HEBRON, Monday, July 12, 2021 (WAFA) – Israeli forces
Monday morning demolished a retaining wall in Bani Na‘im town, east of the occupied West Bank city of Hebron,
according to local sources.
The
Bani Na‘im Municipality
told WAFA that the Israeli forces escorted heavy machineries to Khallet al-Warda area, adjacent
to the settler-only by-pass Road 60, and tore down a 200-meter long and
six-meter-high retaining wall, belonging to Nader Jaber.
Hebron
district has seen a spike in Israeli forces and settler attacks since the
beginning of 2021, including home and
tent demolitions, land and crop razing and assaults against shepherds, as a
means to force Palestinians out of their lands and make room for Israeli
colonial settlement construction.
Located
eight kilometers east of Hebron, Bani Na'im occupies a total area of 157,000 dunums,
including 71,000 donums of arable land, some 20,000 donums of cultivated land and some 83,000 donums of open spaces and range land.
Although
most of the town’s 27,000 population have moved into newer housing in the
outskirts, the ruins of the old town, dating back to the 1600s, still remain.

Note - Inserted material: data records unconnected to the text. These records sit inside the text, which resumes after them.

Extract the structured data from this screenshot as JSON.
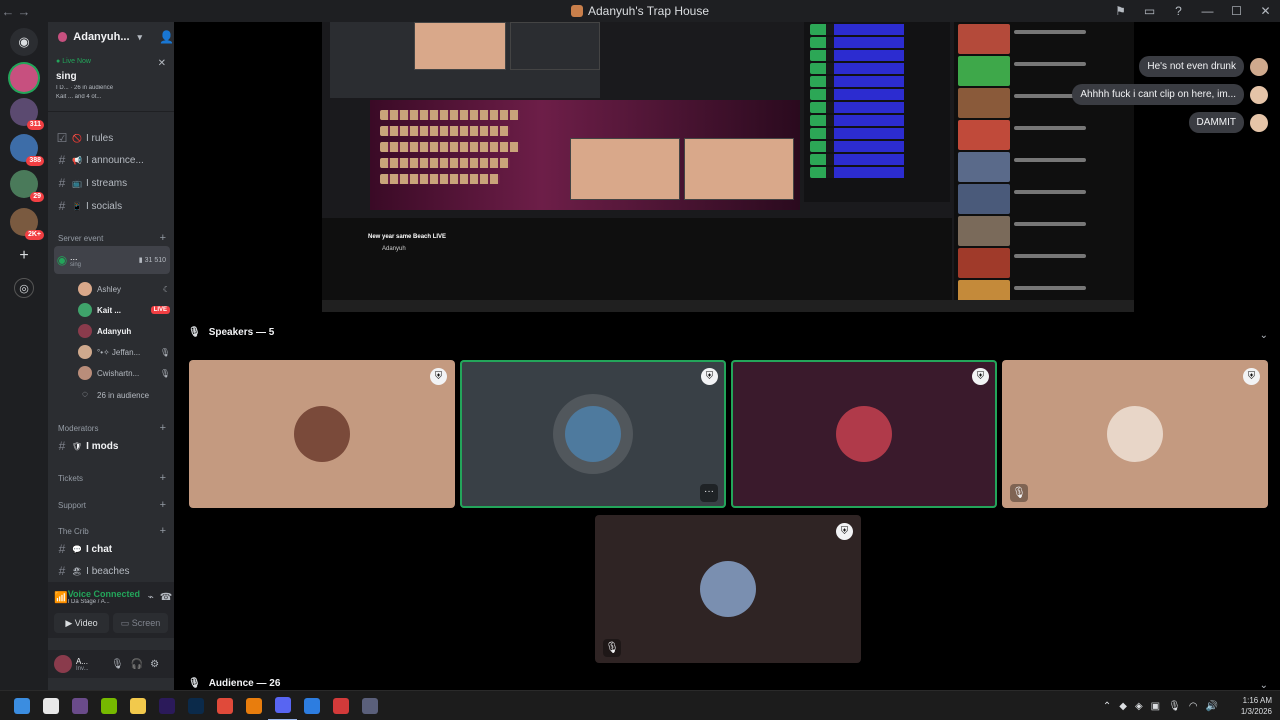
{
  "window": {
    "title": "Adanyuh's Trap House",
    "back_icon": "back-arrow-icon",
    "forward_icon": "forward-arrow-icon"
  },
  "server_rail": {
    "badges": [
      "311",
      "388",
      "29",
      "2K+"
    ]
  },
  "guild": {
    "name": "Adanyuh..."
  },
  "live_now": {
    "label": "Live Now",
    "stage_name": "sing",
    "line1": "I D... · 26 in audience",
    "line2": "Kait ... and 4 ot..."
  },
  "channels": [
    {
      "name": "I rules",
      "emoji": "🚫"
    },
    {
      "name": "I announce...",
      "emoji": "📢"
    },
    {
      "name": "I streams",
      "emoji": "📺"
    },
    {
      "name": "I socials",
      "emoji": "📱"
    }
  ],
  "server_event": {
    "label": "Server event",
    "stage_channel": "...",
    "stage_topic": "sing",
    "video_count": "31",
    "listener_count": "510"
  },
  "voice_users": [
    {
      "name": "Ashley",
      "color": "#d9a88a"
    },
    {
      "name": "Kait ...",
      "color": "#3fa36b",
      "live": "LIVE"
    },
    {
      "name": "Adanyuh",
      "color": "#8a3b4c"
    },
    {
      "name": "°•✧ Jeffan...",
      "color": "#cfa98d"
    },
    {
      "name": "Cwishartn...",
      "color": "#b98d7a"
    },
    {
      "name": "26 in audience",
      "color": "#1e1f22"
    }
  ],
  "categories": {
    "moderators": "Moderators",
    "mods_channel": "I mods",
    "tickets": "Tickets",
    "support": "Support",
    "the_crib": "The Crib",
    "chat_channel": "I chat",
    "beaches_channel": "I beaches"
  },
  "voice_panel": {
    "status": "Voice Connected",
    "location": "I Da Stage / A...",
    "video_label": "Video",
    "screen_label": "Screen"
  },
  "user_panel": {
    "name": "A...",
    "sub": "Inv..."
  },
  "stream": {
    "video_title": "New year same Beach LIVE",
    "channel": "Adanyuh"
  },
  "chat_bubbles": [
    "He's not even drunk",
    "Ahhhh fuck i cant clip on here, im...",
    "DAMMIT"
  ],
  "speakers": {
    "label": "Speakers — 5",
    "tiles": [
      {
        "bg": "#c49a80",
        "avatar": "#7a4a3a",
        "speaking": false,
        "muted": false
      },
      {
        "bg": "#394046",
        "avatar": "#4e7a9e",
        "speaking": true,
        "muted": false,
        "more": "···"
      },
      {
        "bg": "#3a1a2c",
        "avatar": "#b03a4a",
        "speaking": true,
        "muted": false
      },
      {
        "bg": "#c49a80",
        "avatar": "#e8d6c8",
        "speaking": false,
        "muted": true
      },
      {
        "bg": "#2f2424",
        "avatar": "#7a8fb0",
        "speaking": false,
        "muted": true
      }
    ]
  },
  "audience": {
    "label": "Audience — 26"
  },
  "taskbar": {
    "time": "1:16 AM",
    "date": "1/3/2026",
    "apps": [
      {
        "name": "windows-start-icon",
        "color": "#3b8de0"
      },
      {
        "name": "file-icon",
        "color": "#e8e8e8"
      },
      {
        "name": "photo-editor-icon",
        "color": "#6a4b8a"
      },
      {
        "name": "nvidia-icon",
        "color": "#76b900"
      },
      {
        "name": "file-explorer-icon",
        "color": "#f2c94c"
      },
      {
        "name": "premiere-pro-icon",
        "color": "#2b1a5a"
      },
      {
        "name": "photoshop-icon",
        "color": "#0b2a4a"
      },
      {
        "name": "chrome-icon",
        "color": "#e04a3a"
      },
      {
        "name": "blender-icon",
        "color": "#e87d0d"
      },
      {
        "name": "discord-icon",
        "color": "#5865f2"
      },
      {
        "name": "app-blue-icon",
        "color": "#2d7de0"
      },
      {
        "name": "recorder-icon",
        "color": "#d23a3a"
      },
      {
        "name": "app-gray-icon",
        "color": "#5a5f7a"
      }
    ]
  }
}
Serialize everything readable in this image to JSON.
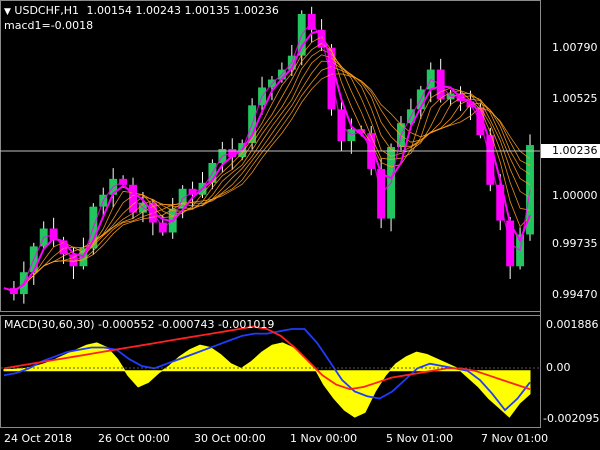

The preserved houses are built in traditional Palestinian style, made of local
limestone with arched roofs. The town
was known as Brekke in the Roman times, and later
renamed after the Bani Na‘im
tribe that settled there in the 17th century.
Twenty
percent of the population are engaged in the agricultural sector, planting
olive trees, grape vines, fig trees, vegetables, such as tomatoes, snake cucumber
and cabbage, in addition to barley.
The
Israeli occupation authorities have confiscated over a thousand donums and built colonial settlements, namely Pene Hever at the expense of the
town’s land. They have also subjected the town residents to movement
restrictions through the installation of a permanent checkpoint and an iron
gate.
K.T./
K.F.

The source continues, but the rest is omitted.